I do now. How could I not? I have countless relatives in Iran whom I’m not sure I will ever see again. I also have two great-aunts — both in their 80s, both holders of green cards — who were fortunate to have arrived at Dulles Airport last week, but may have to make a lifelong choice between seeing their families in Iran, or their children and grandchildren in the United States.

The question of whether America requires defending from my great-aunts’ allegedly Muslim values dissolves into meaninglessness. What values are at issue, exactly? The desire to live with your family? The hope to age without fear of bureaucratic capriciousness upending everything? Depriving countless Muslims of their dream, or their existing reality, of a life in America serves no purpose except as a temporary balm to Trump voters who were issued a promissory note by their candidate, the cashing of which requires a revolution.

There is a burden in being a minority. But majorities suffer their own moral costs, just as minorities have their own moral privilege. It is a privilege of struggle.
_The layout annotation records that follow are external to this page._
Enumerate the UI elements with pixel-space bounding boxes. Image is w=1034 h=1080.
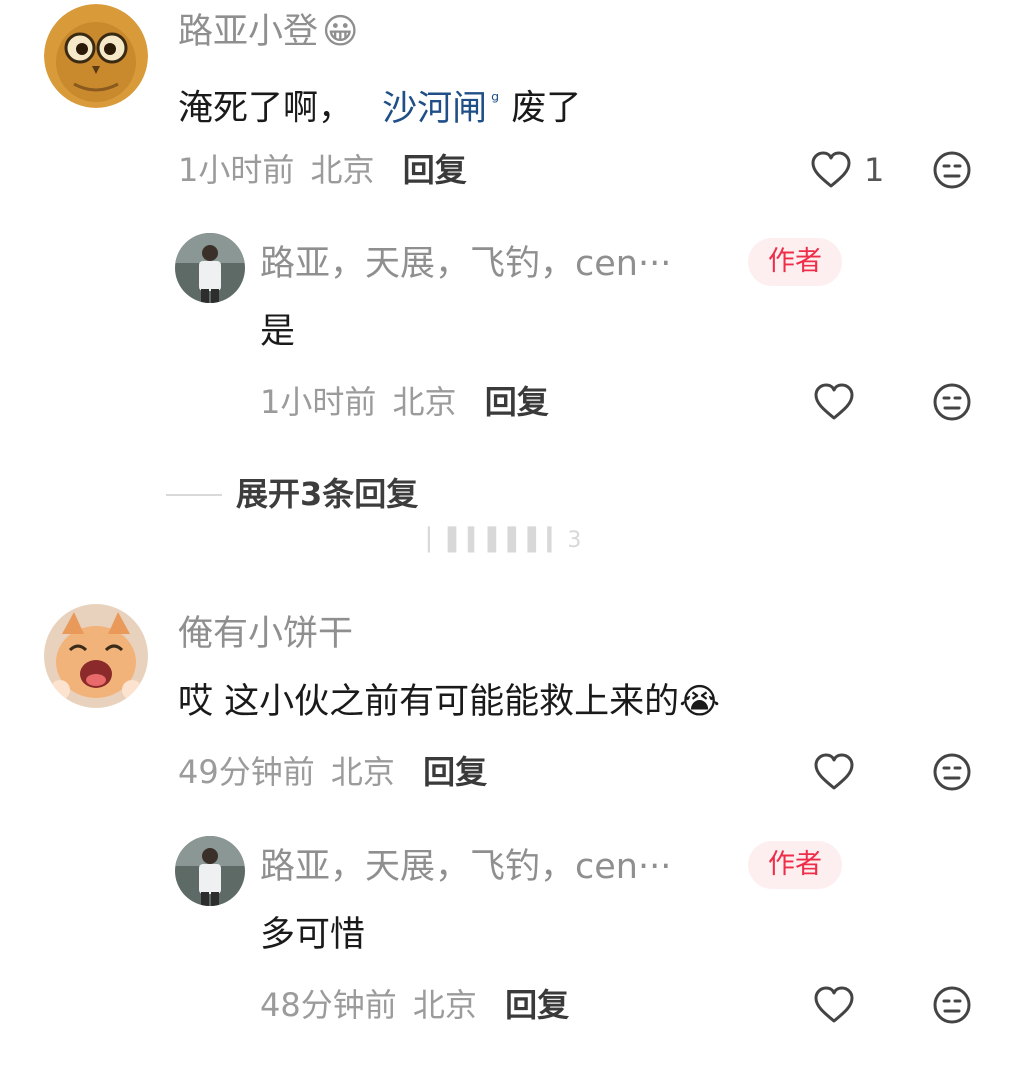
comment-location: 北京 xyxy=(310,151,375,189)
reply-author[interactable]: 路亚，天展，飞钓，cen··· xyxy=(260,242,671,286)
comment-text-part: 哎 这小伙之前有可能能救上来的 xyxy=(178,682,680,722)
heart-outline-icon xyxy=(811,151,851,188)
avatar-cat[interactable] xyxy=(44,604,148,708)
avatar-owl[interactable] xyxy=(44,4,148,108)
like-button[interactable] xyxy=(810,150,852,190)
faint-watermark: ▏▌▍▌▌▌▎3 xyxy=(428,528,585,553)
reply-meta: 1小时前 北京 回复 xyxy=(260,382,549,422)
comment-time: 49分钟前 xyxy=(178,753,315,791)
like-button[interactable] xyxy=(813,382,855,422)
author-badge: 作者 xyxy=(748,238,842,286)
reply-location: 北京 xyxy=(412,986,477,1024)
comment-meta: 1小时前 北京 回复 xyxy=(178,150,467,190)
comment-text-part: 淹死了啊， xyxy=(178,88,354,129)
reply-button[interactable]: 回复 xyxy=(423,753,487,791)
reply-meta: 48分钟前 北京 回复 xyxy=(260,985,569,1025)
reply-button[interactable]: 回复 xyxy=(505,986,569,1024)
like-button[interactable] xyxy=(813,985,855,1025)
dislike-button[interactable] xyxy=(932,752,972,792)
neutral-face-icon xyxy=(933,151,971,189)
reply-time: 48分钟前 xyxy=(260,986,397,1024)
dislike-button[interactable] xyxy=(932,985,972,1025)
neutral-face-icon xyxy=(933,986,971,1024)
comment-author[interactable]: 路亚小登 😀 xyxy=(178,10,359,54)
author-name: 路亚小登 xyxy=(178,12,319,52)
search-link[interactable]: 沙河闸 xyxy=(382,89,487,129)
expand-divider xyxy=(166,494,222,496)
heart-outline-icon xyxy=(814,383,854,420)
comment-text: 哎 这小伙之前有可能能救上来的😭 xyxy=(178,680,720,724)
neutral-face-icon xyxy=(933,383,971,421)
neutral-face-icon xyxy=(933,753,971,791)
reply-button[interactable]: 回复 xyxy=(485,383,549,421)
like-count: 1 xyxy=(864,151,885,189)
reply-button[interactable]: 回复 xyxy=(403,151,467,189)
heart-outline-icon xyxy=(814,986,854,1023)
cat-avatar-icon xyxy=(44,604,148,708)
reply-time: 1小时前 xyxy=(260,383,377,421)
grin-emoji-icon: 😀 xyxy=(322,12,359,52)
author-badge: 作者 xyxy=(748,841,842,889)
comment-text-part: 废了 xyxy=(511,88,582,129)
reply-avatar[interactable] xyxy=(175,836,245,906)
person-avatar-icon xyxy=(175,836,245,906)
dislike-button[interactable] xyxy=(932,382,972,422)
crying-emoji-icon: 😭 xyxy=(679,682,721,722)
comment-time: 1小时前 xyxy=(178,151,295,189)
like-button[interactable] xyxy=(813,752,855,792)
heart-outline-icon xyxy=(814,753,854,790)
comment-meta: 49分钟前 北京 回复 xyxy=(178,752,487,792)
comment-author[interactable]: 俺有小饼干 xyxy=(178,612,353,656)
reply-location: 北京 xyxy=(392,383,457,421)
owl-avatar-icon xyxy=(44,4,148,108)
comment-text: 淹死了啊， 沙河闸 ᵍ 废了 xyxy=(178,78,581,131)
dislike-button[interactable] xyxy=(932,150,972,190)
reply-avatar[interactable] xyxy=(175,233,245,303)
expand-replies-button[interactable]: 展开3条回复 xyxy=(236,474,418,514)
reply-author[interactable]: 路亚，天展，飞钓，cen··· xyxy=(260,845,671,889)
comment-location: 北京 xyxy=(330,753,395,791)
search-link-icon[interactable]: ᵍ xyxy=(491,88,499,112)
reply-text: 是 xyxy=(260,312,296,352)
person-avatar-icon xyxy=(175,233,245,303)
reply-text: 多可惜 xyxy=(260,915,366,955)
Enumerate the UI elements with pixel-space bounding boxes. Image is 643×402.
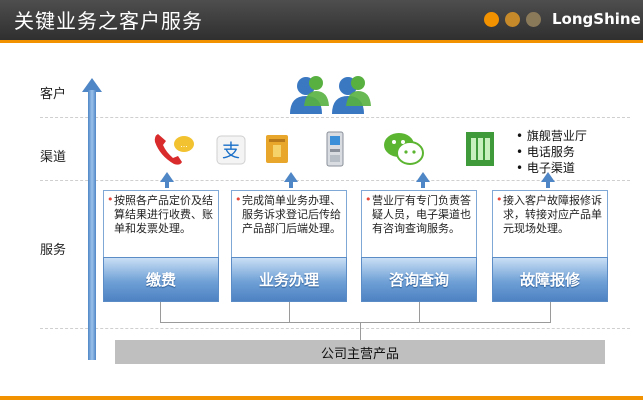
service-button-inquiry[interactable]: 咨询查询 <box>361 257 477 302</box>
service-button-repair[interactable]: 故障报修 <box>492 257 608 302</box>
vertical-arrow-shaft <box>88 90 96 360</box>
row-divider <box>40 117 630 118</box>
up-arrow-icon <box>284 172 298 182</box>
base-products-bar: 公司主营产品 <box>115 340 605 364</box>
up-arrow-stem <box>165 182 169 188</box>
channel-item: • 旗舰营业厅 <box>516 129 587 143</box>
up-arrow-stem <box>289 182 293 188</box>
service-desc-box: • 按照各产品定价及结算结果进行收费、账单和发票处理。 <box>103 190 219 257</box>
brown-dot-icon <box>526 12 541 27</box>
users-icon <box>290 76 371 114</box>
wechat-icon <box>384 133 424 165</box>
alipay-icon: 支 <box>216 135 246 165</box>
row-label-customer: 客户 <box>40 87 67 102</box>
connector-line <box>360 322 361 340</box>
atm-kiosk-icon <box>326 131 344 167</box>
service-desc-box: • 完成简单业务办理、服务诉求登记后传给产品部门后端处理。 <box>231 190 347 257</box>
up-arrow-icon <box>160 172 174 182</box>
up-arrow-icon <box>416 172 430 182</box>
page-title: 关键业务之客户服务 <box>14 9 203 33</box>
bank-card-icon <box>266 135 288 163</box>
header-accent-line <box>0 40 643 43</box>
service-button-business[interactable]: 业务办理 <box>231 257 347 302</box>
up-arrow-icon <box>541 172 555 182</box>
footer-accent-line <box>0 396 643 400</box>
up-arrow-stem <box>421 182 425 188</box>
service-desc-box: • 接入客户故障报修诉求，转接对应产品单元现场处理。 <box>492 190 608 257</box>
orange-dot-icon <box>484 12 499 27</box>
service-desc-text: 按照各产品定价及结算结果进行收费、账单和发票处理。 <box>114 194 213 235</box>
connector-line <box>160 322 551 323</box>
svg-text:...: ... <box>180 140 188 149</box>
service-desc-box: • 营业厅有专门负责答疑人员，电子渠道也有咨询查询服务。 <box>361 190 477 257</box>
svg-text:支: 支 <box>222 141 240 162</box>
amber-dot-icon <box>505 12 520 27</box>
channel-item: • 电话服务 <box>516 145 575 159</box>
connector-line <box>289 302 290 322</box>
service-desc-text: 接入客户故障报修诉求，转接对应产品单元现场处理。 <box>503 194 602 235</box>
header-bar: 关键业务之客户服务 LongShine <box>0 0 643 40</box>
connector-line <box>550 302 551 322</box>
company-logo: LongShine <box>552 10 641 28</box>
row-divider <box>40 328 630 329</box>
service-button-payment[interactable]: 缴费 <box>103 257 219 302</box>
connector-line <box>419 302 420 322</box>
service-desc-text: 营业厅有专门负责答疑人员，电子渠道也有咨询查询服务。 <box>372 194 471 235</box>
building-icon <box>466 132 494 166</box>
connector-line <box>160 302 161 322</box>
up-arrow-stem <box>546 182 550 188</box>
row-label-channel: 渠道 <box>40 150 67 165</box>
phone-icon: ... <box>154 134 194 165</box>
row-label-service: 服务 <box>40 243 67 258</box>
service-desc-text: 完成简单业务办理、服务诉求登记后传给产品部门后端处理。 <box>242 194 341 235</box>
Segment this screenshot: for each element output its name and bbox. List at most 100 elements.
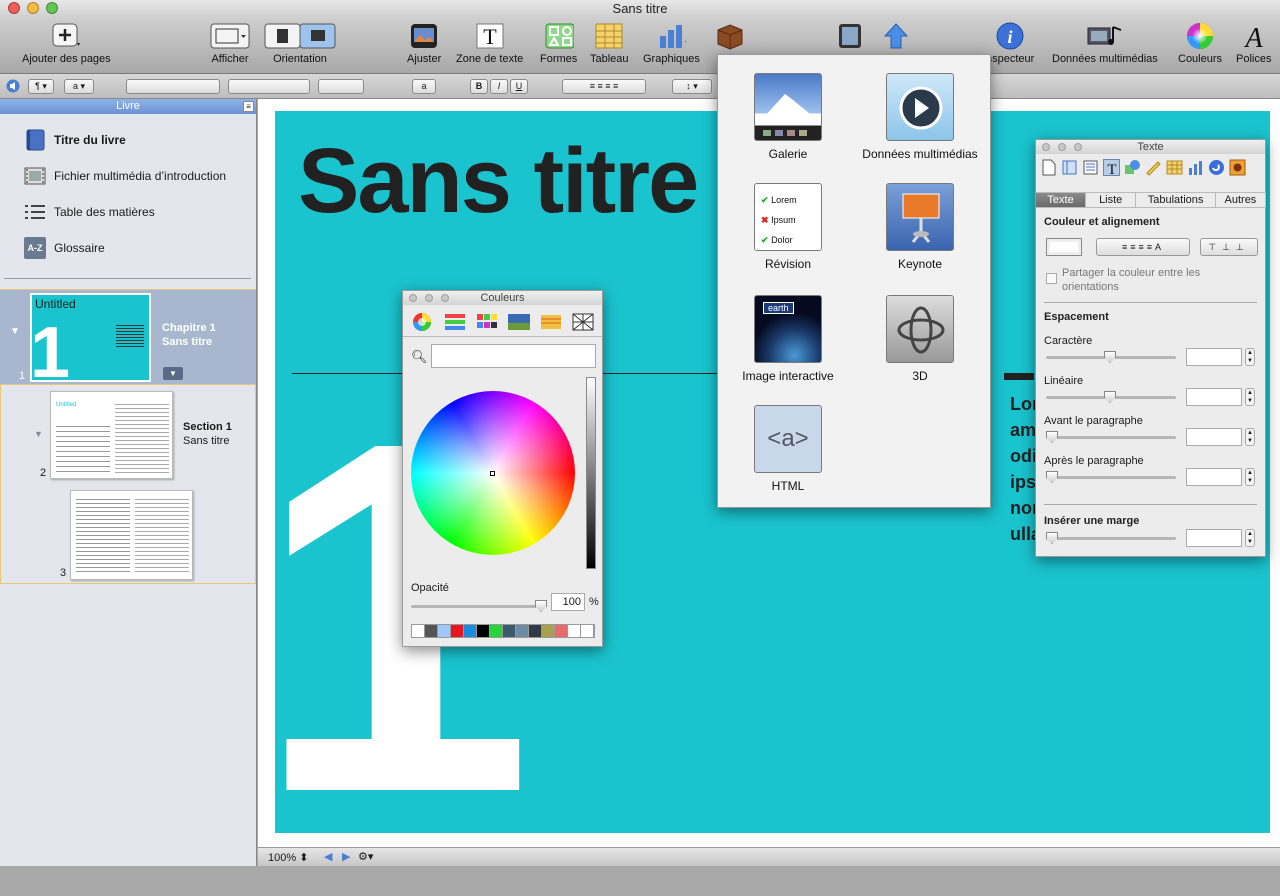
media-button[interactable]: Données multimédias xyxy=(1052,22,1158,65)
line-spacing-popup[interactable]: ↕ ▾ xyxy=(672,79,712,94)
color-swatch[interactable] xyxy=(555,625,568,637)
inspector-button[interactable]: i nspecteur xyxy=(986,22,1034,65)
prev-page-icon[interactable]: ◀ xyxy=(324,850,332,863)
close-button[interactable] xyxy=(8,2,20,14)
minimize-button[interactable] xyxy=(1058,143,1066,151)
tab-more[interactable]: Autres xyxy=(1216,193,1266,207)
sidebar-menu-icon[interactable]: ≡ xyxy=(243,101,254,112)
after-paragraph-stepper[interactable]: ▲ ▼ xyxy=(1245,468,1255,486)
bold-button[interactable]: B xyxy=(470,79,488,94)
next-page-icon[interactable]: ▶ xyxy=(342,850,350,863)
gear-icon[interactable]: ⚙▾ xyxy=(358,850,373,863)
document-inspector-icon[interactable] xyxy=(1040,159,1057,176)
disclosure-triangle-icon[interactable]: ▼ xyxy=(34,429,43,439)
wrap-inspector-icon[interactable] xyxy=(1082,159,1099,176)
page-thumbnail-row-1[interactable]: ▼ 1 Untitled 1 Chapitre 1 Sans titre ▼ xyxy=(0,289,256,385)
widget-keynote[interactable]: Keynote xyxy=(853,183,987,271)
tab-list[interactable]: Liste xyxy=(1086,193,1137,207)
font-family-popup[interactable] xyxy=(126,79,220,94)
widget-media[interactable]: Données multimédias xyxy=(853,73,987,161)
crayons-icon[interactable] xyxy=(539,311,563,333)
shapes-button[interactable]: Formes xyxy=(540,22,577,65)
image-palettes-icon[interactable] xyxy=(507,311,531,333)
color-palettes-icon[interactable] xyxy=(475,311,499,333)
before-paragraph-field[interactable] xyxy=(1186,428,1242,446)
adjust-button[interactable]: Ajuster xyxy=(407,22,441,65)
alignment-buttons[interactable]: ≡ ≡ ≡ ≡ xyxy=(562,79,646,94)
close-button[interactable] xyxy=(409,294,417,302)
color-swatch[interactable] xyxy=(477,625,490,637)
page-title[interactable]: Sans titre xyxy=(298,129,699,234)
color-swatch[interactable] xyxy=(568,625,581,637)
color-swatch[interactable] xyxy=(451,625,464,637)
color-swatch[interactable] xyxy=(542,625,555,637)
line-field[interactable] xyxy=(1186,388,1242,406)
colors-button[interactable]: Couleurs xyxy=(1178,22,1222,65)
sidebar-item-glossary[interactable]: A-Z Glossaire xyxy=(24,236,105,260)
zoom-popup[interactable]: 100% ⬍ xyxy=(268,851,308,864)
inset-field[interactable] xyxy=(1186,529,1242,547)
sidebar-item-toc[interactable]: Table des matières xyxy=(24,200,155,224)
widget-interactive-image[interactable]: earth Image interactive xyxy=(732,295,844,383)
brightness-slider[interactable] xyxy=(586,377,596,569)
line-stepper[interactable]: ▲ ▼ xyxy=(1245,388,1255,406)
line-slider[interactable] xyxy=(1046,391,1176,403)
preview-device-button[interactable] xyxy=(835,22,865,53)
widget-3d[interactable]: 3D xyxy=(853,295,987,383)
add-pages-button[interactable]: Ajouter des pages xyxy=(22,22,111,65)
widget-html[interactable]: <a> HTML xyxy=(738,405,838,493)
magnifier-icon[interactable]: 🔍︎ xyxy=(411,349,428,365)
page-thumbnail-row-2[interactable]: ▼ 2 Untitled Section 1 Sans titre xyxy=(0,385,256,483)
zoom-button[interactable] xyxy=(1074,143,1082,151)
color-swatch[interactable] xyxy=(425,625,438,637)
widget-inspector-icon[interactable] xyxy=(1229,159,1246,176)
table-button[interactable]: Tableau xyxy=(590,22,629,65)
table-inspector-icon[interactable] xyxy=(1166,159,1183,176)
share-button[interactable] xyxy=(881,22,911,53)
inset-slider[interactable] xyxy=(1046,532,1176,544)
color-swatch[interactable] xyxy=(516,625,529,637)
color-swatch[interactable] xyxy=(581,625,594,637)
color-swatch[interactable] xyxy=(412,625,425,637)
italic-button[interactable]: I xyxy=(490,79,508,94)
color-sliders-icon[interactable] xyxy=(443,311,467,333)
color-wheel-icon[interactable] xyxy=(411,311,433,333)
close-button[interactable] xyxy=(1042,143,1050,151)
vertical-alignment-buttons[interactable]: ⊤⊥⊥ xyxy=(1200,238,1258,256)
before-paragraph-slider[interactable] xyxy=(1046,431,1176,443)
color-swatch[interactable] xyxy=(438,625,451,637)
chart-inspector-icon[interactable] xyxy=(1187,159,1204,176)
opacity-slider[interactable] xyxy=(411,600,547,612)
tab-tabs[interactable]: Tabulations xyxy=(1136,193,1216,207)
before-paragraph-stepper[interactable]: ▲ ▼ xyxy=(1245,428,1255,446)
character-stepper[interactable]: ▲ ▼ xyxy=(1245,348,1255,366)
paragraph-style-popup[interactable]: ¶ ▾ xyxy=(28,79,54,94)
color-swatch[interactable] xyxy=(464,625,477,637)
sidebar-item-intro-media[interactable]: Fichier multimédia d’introduction xyxy=(24,164,226,188)
character-style-popup[interactable]: a ▾ xyxy=(64,79,94,94)
layout-dropdown-icon[interactable]: ▼ xyxy=(163,367,183,380)
color-picker-cursor[interactable] xyxy=(490,471,495,476)
graphic-inspector-icon[interactable] xyxy=(1124,159,1141,176)
font-size-field[interactable] xyxy=(318,79,364,94)
fonts-button[interactable]: A Polices xyxy=(1236,22,1271,65)
color-swatches[interactable] xyxy=(411,624,595,638)
after-paragraph-slider[interactable] xyxy=(1046,471,1176,483)
zoom-button[interactable] xyxy=(46,2,58,14)
speaker-icon[interactable] xyxy=(6,79,20,93)
character-field[interactable] xyxy=(1186,348,1242,366)
text-color-well[interactable] xyxy=(1046,238,1082,256)
color-search-input[interactable] xyxy=(431,344,596,368)
widget-gallery[interactable]: Galerie xyxy=(738,73,838,161)
character-slider[interactable] xyxy=(1046,351,1176,363)
pattern-icon[interactable] xyxy=(571,311,595,333)
font-style-popup[interactable] xyxy=(228,79,310,94)
underline-button[interactable]: U xyxy=(510,79,528,94)
charts-button[interactable]: Graphiques xyxy=(643,22,700,65)
text-color-well[interactable]: a xyxy=(412,79,436,94)
widget-review[interactable]: ✔ Lorem ✖ Ipsum ✔ Dolor Révision xyxy=(738,183,838,271)
tab-text[interactable]: Texte xyxy=(1036,193,1087,207)
text-box-button[interactable]: T Zone de texte xyxy=(456,22,523,65)
layout-inspector-icon[interactable] xyxy=(1061,159,1078,176)
share-color-checkbox[interactable] xyxy=(1046,273,1057,284)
There is dignity in turning down political advantages one didn’t earn, and in having a lower vantage point from which to observe injustices committed against our peers.

Of course, along any social division, there are many with no choice about the side they to which they are assigned; no choice whether they will be made to experience cruelty and exclusion, or whether they will rather be obliged to reap the rewards of cruelty imposed on others. That is a tragedy, one that Americans have never been spared, however much I always thought our country sought to resist it.

But my wife and I do have a choice for our son, and we’ll make it with the moral dangers of our countries’ rising prejudice and chauvinism in mind. I see that as a blessing, and hope that eventually he will, too.

The baptism would have been this summer in Germany, but it will now be called off for now. My parents, dual citizens of the United States and Iran, will be spared having to ask an immigration lawyer if they would have been able to attend.